The beautiful elaborately engraved gorge case has bevelled glass panels on all sides, so that the movement is almost entirely visible. The top has also a glazed window through which the platform escapement can be seen. There is a repetition button at the front whilst the whole is surmounted by a shaped carrying handle. The door at the back gives access to the backplate with the winding arbors.
Duration 1 week
Height 16 cm. (including the handle)
Width 7.5 cm.
Depth 8.5 cm.
– Tardy, Dictionnaire des Horlogers Français, Paris, 1971, p. 246.
– C. Allix, Carriage clocks (E3), p. 54 ff.

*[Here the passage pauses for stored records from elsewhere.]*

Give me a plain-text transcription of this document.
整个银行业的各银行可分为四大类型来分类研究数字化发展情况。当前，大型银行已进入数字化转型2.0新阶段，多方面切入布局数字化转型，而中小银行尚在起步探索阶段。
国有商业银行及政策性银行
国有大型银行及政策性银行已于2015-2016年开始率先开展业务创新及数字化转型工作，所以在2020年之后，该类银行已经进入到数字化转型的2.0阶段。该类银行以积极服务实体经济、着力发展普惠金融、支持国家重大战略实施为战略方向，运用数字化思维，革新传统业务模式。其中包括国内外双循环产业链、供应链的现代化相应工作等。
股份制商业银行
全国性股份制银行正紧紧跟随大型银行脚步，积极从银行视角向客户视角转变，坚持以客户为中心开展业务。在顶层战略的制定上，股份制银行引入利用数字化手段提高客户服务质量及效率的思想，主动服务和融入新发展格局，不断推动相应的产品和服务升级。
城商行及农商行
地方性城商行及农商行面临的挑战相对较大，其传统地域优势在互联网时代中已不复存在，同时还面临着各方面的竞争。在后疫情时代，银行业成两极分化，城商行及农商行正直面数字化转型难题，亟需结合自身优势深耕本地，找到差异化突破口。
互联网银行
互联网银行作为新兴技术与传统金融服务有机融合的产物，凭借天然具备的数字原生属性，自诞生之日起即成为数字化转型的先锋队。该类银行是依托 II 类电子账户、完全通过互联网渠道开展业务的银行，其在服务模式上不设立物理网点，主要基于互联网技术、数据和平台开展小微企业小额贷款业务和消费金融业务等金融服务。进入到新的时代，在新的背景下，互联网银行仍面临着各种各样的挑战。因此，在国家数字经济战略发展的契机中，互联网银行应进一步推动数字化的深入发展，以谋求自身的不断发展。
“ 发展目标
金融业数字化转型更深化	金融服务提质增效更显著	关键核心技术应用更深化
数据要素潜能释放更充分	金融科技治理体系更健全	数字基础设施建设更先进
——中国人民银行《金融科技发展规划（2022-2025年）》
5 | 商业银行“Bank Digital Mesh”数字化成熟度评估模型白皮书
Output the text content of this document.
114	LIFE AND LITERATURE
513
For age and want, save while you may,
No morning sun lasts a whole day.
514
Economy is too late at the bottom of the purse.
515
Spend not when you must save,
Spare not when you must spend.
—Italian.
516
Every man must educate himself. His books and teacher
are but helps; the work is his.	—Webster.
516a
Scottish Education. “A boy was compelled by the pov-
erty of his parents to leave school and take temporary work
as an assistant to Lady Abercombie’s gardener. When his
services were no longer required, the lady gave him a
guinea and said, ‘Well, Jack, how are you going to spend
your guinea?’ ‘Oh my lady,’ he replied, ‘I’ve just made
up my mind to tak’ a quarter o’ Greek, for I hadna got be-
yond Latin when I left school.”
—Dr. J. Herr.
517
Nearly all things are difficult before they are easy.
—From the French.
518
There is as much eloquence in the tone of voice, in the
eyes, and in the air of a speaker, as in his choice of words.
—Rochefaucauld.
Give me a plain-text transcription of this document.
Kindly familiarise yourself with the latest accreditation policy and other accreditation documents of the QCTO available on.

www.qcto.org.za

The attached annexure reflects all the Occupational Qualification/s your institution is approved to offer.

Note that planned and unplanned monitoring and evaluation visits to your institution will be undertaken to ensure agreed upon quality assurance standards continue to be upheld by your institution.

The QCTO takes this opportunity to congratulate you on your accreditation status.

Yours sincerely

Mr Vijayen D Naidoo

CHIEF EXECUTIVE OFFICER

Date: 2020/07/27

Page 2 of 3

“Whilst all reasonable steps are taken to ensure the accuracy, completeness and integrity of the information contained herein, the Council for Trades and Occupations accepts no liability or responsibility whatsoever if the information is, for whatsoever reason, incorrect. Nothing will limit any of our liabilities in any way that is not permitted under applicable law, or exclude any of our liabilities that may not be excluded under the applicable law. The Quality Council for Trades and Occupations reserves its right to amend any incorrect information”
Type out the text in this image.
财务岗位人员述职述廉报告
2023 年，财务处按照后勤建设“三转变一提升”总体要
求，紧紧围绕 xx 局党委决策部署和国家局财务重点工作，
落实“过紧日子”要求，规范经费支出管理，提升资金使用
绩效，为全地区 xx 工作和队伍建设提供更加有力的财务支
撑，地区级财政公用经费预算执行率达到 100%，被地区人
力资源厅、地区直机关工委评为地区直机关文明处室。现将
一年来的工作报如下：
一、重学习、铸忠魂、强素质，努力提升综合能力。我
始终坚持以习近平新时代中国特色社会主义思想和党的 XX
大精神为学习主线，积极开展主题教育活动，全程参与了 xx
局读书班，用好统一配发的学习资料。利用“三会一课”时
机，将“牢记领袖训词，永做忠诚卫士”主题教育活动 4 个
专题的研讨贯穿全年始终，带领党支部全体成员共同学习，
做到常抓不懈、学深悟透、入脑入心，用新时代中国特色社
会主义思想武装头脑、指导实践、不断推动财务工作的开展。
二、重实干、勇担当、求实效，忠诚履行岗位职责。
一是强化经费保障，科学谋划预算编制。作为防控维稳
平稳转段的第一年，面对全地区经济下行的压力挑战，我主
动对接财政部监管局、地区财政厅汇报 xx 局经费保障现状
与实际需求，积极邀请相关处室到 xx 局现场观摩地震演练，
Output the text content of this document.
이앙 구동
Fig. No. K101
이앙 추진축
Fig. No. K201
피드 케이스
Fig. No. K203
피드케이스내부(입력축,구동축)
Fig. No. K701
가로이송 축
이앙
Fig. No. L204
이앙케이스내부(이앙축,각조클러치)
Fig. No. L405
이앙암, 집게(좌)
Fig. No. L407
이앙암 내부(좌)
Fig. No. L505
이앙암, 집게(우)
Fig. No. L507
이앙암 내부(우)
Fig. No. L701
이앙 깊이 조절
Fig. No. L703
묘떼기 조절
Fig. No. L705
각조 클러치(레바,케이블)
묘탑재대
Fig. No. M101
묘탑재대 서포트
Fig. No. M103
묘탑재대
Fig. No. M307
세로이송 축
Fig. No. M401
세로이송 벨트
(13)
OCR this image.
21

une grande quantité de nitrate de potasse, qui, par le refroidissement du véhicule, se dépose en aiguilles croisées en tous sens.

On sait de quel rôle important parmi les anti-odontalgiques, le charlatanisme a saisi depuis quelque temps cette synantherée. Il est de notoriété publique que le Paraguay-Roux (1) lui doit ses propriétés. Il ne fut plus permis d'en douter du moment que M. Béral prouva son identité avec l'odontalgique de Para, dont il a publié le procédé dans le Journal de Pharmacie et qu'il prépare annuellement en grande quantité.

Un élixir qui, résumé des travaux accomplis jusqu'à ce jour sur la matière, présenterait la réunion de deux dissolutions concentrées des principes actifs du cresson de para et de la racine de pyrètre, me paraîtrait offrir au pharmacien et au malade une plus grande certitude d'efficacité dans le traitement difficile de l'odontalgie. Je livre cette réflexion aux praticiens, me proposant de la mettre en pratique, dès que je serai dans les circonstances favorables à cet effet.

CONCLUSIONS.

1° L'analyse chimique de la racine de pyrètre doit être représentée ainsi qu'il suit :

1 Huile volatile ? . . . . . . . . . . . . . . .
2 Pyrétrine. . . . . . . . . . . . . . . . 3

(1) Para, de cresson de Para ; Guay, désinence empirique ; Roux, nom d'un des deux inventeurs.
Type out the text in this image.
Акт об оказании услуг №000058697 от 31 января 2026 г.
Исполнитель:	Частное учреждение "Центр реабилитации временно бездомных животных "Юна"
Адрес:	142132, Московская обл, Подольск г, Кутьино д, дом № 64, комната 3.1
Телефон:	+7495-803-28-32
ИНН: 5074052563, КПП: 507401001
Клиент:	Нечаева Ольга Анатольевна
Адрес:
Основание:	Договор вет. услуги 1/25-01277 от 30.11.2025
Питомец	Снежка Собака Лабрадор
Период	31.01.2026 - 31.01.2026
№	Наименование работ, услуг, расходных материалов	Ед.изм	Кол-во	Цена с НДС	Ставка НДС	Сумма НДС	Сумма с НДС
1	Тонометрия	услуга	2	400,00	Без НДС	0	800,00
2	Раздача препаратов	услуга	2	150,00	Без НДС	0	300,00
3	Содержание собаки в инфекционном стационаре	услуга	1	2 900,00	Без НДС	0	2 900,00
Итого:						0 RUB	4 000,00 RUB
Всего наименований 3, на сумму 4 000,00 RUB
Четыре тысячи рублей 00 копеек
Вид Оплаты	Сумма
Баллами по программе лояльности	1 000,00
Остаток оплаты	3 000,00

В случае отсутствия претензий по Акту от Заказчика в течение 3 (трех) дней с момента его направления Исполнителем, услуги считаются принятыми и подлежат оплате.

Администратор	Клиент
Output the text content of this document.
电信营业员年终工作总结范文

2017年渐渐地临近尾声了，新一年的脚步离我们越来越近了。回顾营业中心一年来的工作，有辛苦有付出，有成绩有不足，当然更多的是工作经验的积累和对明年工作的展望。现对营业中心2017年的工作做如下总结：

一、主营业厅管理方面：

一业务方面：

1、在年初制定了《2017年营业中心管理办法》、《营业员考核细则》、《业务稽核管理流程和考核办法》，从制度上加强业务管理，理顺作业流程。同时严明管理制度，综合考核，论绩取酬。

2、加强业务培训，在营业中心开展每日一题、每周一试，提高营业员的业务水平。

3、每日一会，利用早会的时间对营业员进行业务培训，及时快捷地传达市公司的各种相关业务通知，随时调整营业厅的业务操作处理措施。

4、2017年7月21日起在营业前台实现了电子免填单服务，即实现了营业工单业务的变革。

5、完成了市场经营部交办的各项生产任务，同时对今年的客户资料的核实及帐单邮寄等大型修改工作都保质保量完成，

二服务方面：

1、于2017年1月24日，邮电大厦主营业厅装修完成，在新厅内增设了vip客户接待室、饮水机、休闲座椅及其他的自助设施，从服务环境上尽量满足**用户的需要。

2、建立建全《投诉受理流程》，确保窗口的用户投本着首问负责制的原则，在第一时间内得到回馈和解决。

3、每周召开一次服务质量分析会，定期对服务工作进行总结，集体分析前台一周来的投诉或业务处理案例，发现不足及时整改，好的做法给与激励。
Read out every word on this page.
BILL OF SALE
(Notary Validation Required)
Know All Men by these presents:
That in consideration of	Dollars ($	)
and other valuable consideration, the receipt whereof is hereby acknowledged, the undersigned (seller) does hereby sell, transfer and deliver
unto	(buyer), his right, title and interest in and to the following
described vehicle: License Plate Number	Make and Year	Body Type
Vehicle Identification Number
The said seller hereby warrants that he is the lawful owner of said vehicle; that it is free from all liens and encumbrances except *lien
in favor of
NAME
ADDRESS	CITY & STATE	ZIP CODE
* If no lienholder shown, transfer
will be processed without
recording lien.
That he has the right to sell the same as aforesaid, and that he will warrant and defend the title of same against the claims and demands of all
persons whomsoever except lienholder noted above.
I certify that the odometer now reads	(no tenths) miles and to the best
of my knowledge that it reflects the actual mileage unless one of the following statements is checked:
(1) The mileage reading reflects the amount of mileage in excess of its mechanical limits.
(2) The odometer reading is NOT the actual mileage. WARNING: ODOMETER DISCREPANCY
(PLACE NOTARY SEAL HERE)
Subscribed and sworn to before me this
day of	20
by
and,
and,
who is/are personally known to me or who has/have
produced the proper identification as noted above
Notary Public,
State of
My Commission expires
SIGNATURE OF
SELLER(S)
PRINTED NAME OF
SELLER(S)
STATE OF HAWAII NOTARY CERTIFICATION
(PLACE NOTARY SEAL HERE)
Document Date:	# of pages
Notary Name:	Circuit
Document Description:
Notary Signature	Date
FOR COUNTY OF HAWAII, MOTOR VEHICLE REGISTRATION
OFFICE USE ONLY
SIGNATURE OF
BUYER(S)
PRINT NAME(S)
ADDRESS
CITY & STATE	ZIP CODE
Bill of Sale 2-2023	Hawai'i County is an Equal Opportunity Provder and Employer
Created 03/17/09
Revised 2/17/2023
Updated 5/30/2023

– Antiquorum 14 nov. ’93 (G2), p. 348.
Paul Garnier was born in Epinal (in the Vosges) in November 1801. His family was very musical; his parents played the organ and were organ makers. In 1820 Paul went to Paris to go and work for the well-known firm of Lepine. In 1825 he founded his own business on Rue Taitbout. In 1827 he received a silver medal for an astronomical regulator which he showed at the Exhibition in Paris. As a result of the invention of a new escapement of a simple design which was easy to make, he found himself in a position to produce carriage clocks for a reasonable price. He was the maker who may not have invented the French carriage clock, but who standardised it, which led to the development of an enormous industry. Paul Garnier was a member of the Société des Horlogers and as such met the famous maker Antide Janvier, with whom he was apprenticed. Garnier died in 1869.